Stahlbad Relegation: Sensation oder Endstation?
Die Relegation ist nichts für schwache Nerven. Für die Beteiligten ist sie so bedeutend wie ein Champions-League-Finale. Mein Lieblingsteam ist beteiligt und ich bin hochgradig nervös.
Aus, aus, aus – die Saison ist aus! Einige liegen sich nach dem Schlusspfiff am 34. Spieltag glücklich in den Armen, anderen kullern Tränen über die Wangen. Das Hoffen und Bangen, das Rechnen und Prognostizieren, all das ist nun Vergangenheit. Die Meisterfrage, das Rennen um die lukrativen Champions-League-Plätze, der Trostpreis Europa League und natürlich: der Abstieg. Alles geklärt, alles entschieden. Moment mal, nicht ganz.
Es gibt welche, die müssen nachsitzen, ehe die Sommerferien beginnen. Die Teilnehmer der Relegationsspiele, die müssen noch mal ran. Zwei Spiele, in denen es um die Fußballwurst geht. Erste Sahne bleiben oder zweite Geige spielen. Mein Lieblingsverein aus der Hansestadt ist dabei. Für ihn ist die Relegation der letzte Strohhalm. Ich hoffe, die Grün-Weißen ergreifen ihn und nehmen einen kräftigen Schluck aus der Nichtabstiegspulle.
Gute Zeiten, schlechte Zeiten
Die Relegation bringt ganz neuen Drive in mein Leben, sie eröffnet unbekannte Schattenseiten des Fanseins. Seit 1993 begeistere ich mich für Fußball und seit jeher schwärme ich für das Team vom Osterdeich. Es waren meistens gute Zeiten, verdammt gute Zeiten. Meisterschaften, Pokalsiege, Europapokalwunder und -titel. Abstiegssorgen? Die waren so unwahrscheinlich wie eine Männerfreundschaft zwischen den Managern meines Klubs und des großen Rivalen aus dem Süden. Die Rede ist von einem norddeutschen Politiker und einem fränkischen Wurstfabrikanten.
Vieles hat sich seither verändert. Die Spieler, die Manager, die Stadionnamen und die Tabellensituation. Der diesjährige, für mich so neue Abstiegskampf war so nervenaufreibend wie fünf Last-Minute-Qualifikationen für die Europa League. Mein Lieblingsteam ist okay gestartet, dann ging es stetig bergab. Die vergangenen Wochen bestanden ausschließlich aus Hoffen und Bangen und Zittern und Beten.

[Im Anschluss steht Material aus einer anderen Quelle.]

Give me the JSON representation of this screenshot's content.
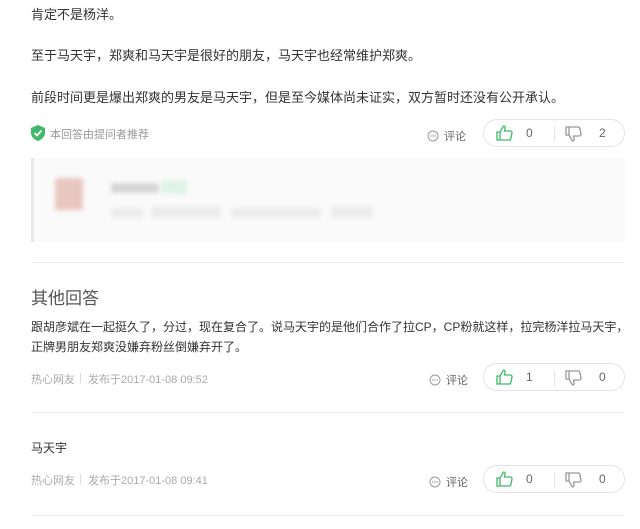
{
  "answer": {
    "line1": "肯定不是杨洋。",
    "line2": "至于马天宇，郑爽和马天宇是很好的朋友，马天宇也经常维护郑爽。",
    "line3": "前段时间更是爆出郑爽的男友是马天宇，但是至今媒体尚未证实，双方暂时还没有公开承认。",
    "recommend_label": "本回答由提问者推荐",
    "comment_label": "评论",
    "up_count": "0",
    "down_count": "2"
  },
  "other_answers_title": "其他回答",
  "other_answers": [
    {
      "text_line1": "跟胡彦斌在一起挺久了，分过，现在复合了。说马天宇的是他们合作了拉CP，CP粉就这样，拉完杨洋拉马天宇，",
      "text_line2": "正牌男朋友郑爽没嫌弃粉丝倒嫌弃开了。",
      "author": "热心网友",
      "published": "发布于2017-01-08 09:52",
      "comment_label": "评论",
      "up_count": "1",
      "down_count": "0"
    },
    {
      "text_line1": "马天宇",
      "author": "热心网友",
      "published": "发布于2017-01-08 09:41",
      "comment_label": "评论",
      "up_count": "0",
      "down_count": "0"
    }
  ],
  "colors": {
    "accent_green": "#3fba6a",
    "muted": "#aaaaaa",
    "border": "#e4e4e4"
  },
  "icons": [
    "shield-check-icon",
    "comment-icon",
    "thumbs-up-icon",
    "thumbs-down-icon"
  ]
}
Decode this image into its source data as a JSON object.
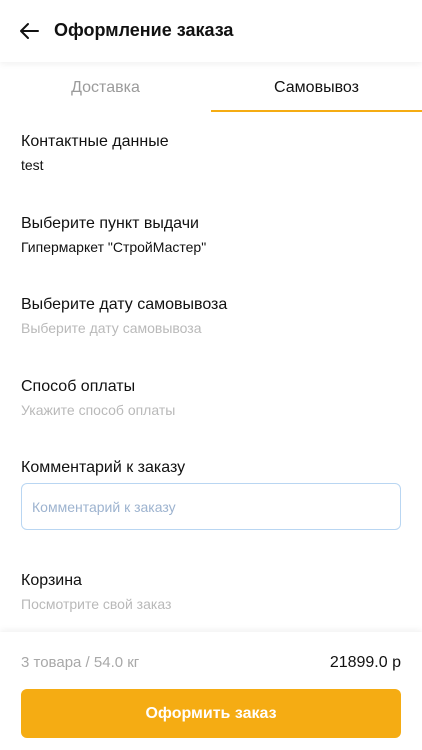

Die Mannen von der Weser robbten sich am letzten Spieltag gerade so auf Tabellenplatz 16. Früher hieß das: Abstieg, Tschüssikowski! Zum Glück gibt es seit der Saison 2008/09 wieder die Relegationsspiele. Nun hat mein Team noch eine Chance auf den Klassenerhalt. Schon in den Jahren 1982 bis 1991 gab es diese alles entscheidenden Relegationsspiele. Siebenmal gewann ein Erstligist, dreimal der Underdog. Seit der Wiedereinführung ist die Quote ähnlich: acht zu drei für die Favoriten aus der Bundesliga. Durchaus ein Mutmacher für die beiden kommenden Partien.
Siegen oder Fliegen
Als Teenager kannte ich die Relegation nur vom Bundesliga-Manager auf meinem PC, nun erlebe ich sie zum ersten Mal aus nächster Fan-Nähe. Ich fiebere dem Anpfiff entgegen, als wäre es das Champions-League-Finale. Nicht bloß, weil das Motto „Siegen oder Fliegen“ lautet. Auch, weil die Relegation den Charme von David gegen Goliath hat. Unbekümmerter Herausforderer gegen taumelnden Riesen. In zwei Spielen kann eine verkorkste Saison gerettet werden – oder mit einem Albtraum zu Ende gehen.
Kein Wunder also, dass es in der Relegation heiß hergeht. Manchmal auch zu heiß, so wie 2012 beim Rückspiel zwischen Düsseldorf und Berlin. Ein in rotes, rauchiges Licht getränktes Spielfeld wird von Fans gestürmt. Erst nach langer Unterbrechung kamen die Mannschaften zurück auf den Platz und spielten die restlichen zwei Minuten von der Uhr. Ein eher unrühmlicher Eintrag in die Bundesliga-Annalen, der sich hoffentlich nicht wiederholt. Schon mal gar nicht, wenn meine Mannschaft nun spielt und kämpft und ackert. Für den Klassenerhalt.
Wir werden Teams erleben, die sich mit allem, was ihnen zur Verfügung steht, gegen eine Pleite wehren. Wir werden himmelhochjauchzende Sieger und niedergeschlagene Verlierer sehen. Mir steht der spannendste Thriller meines Lebens bevor, hoffentlich mit einem Happy End.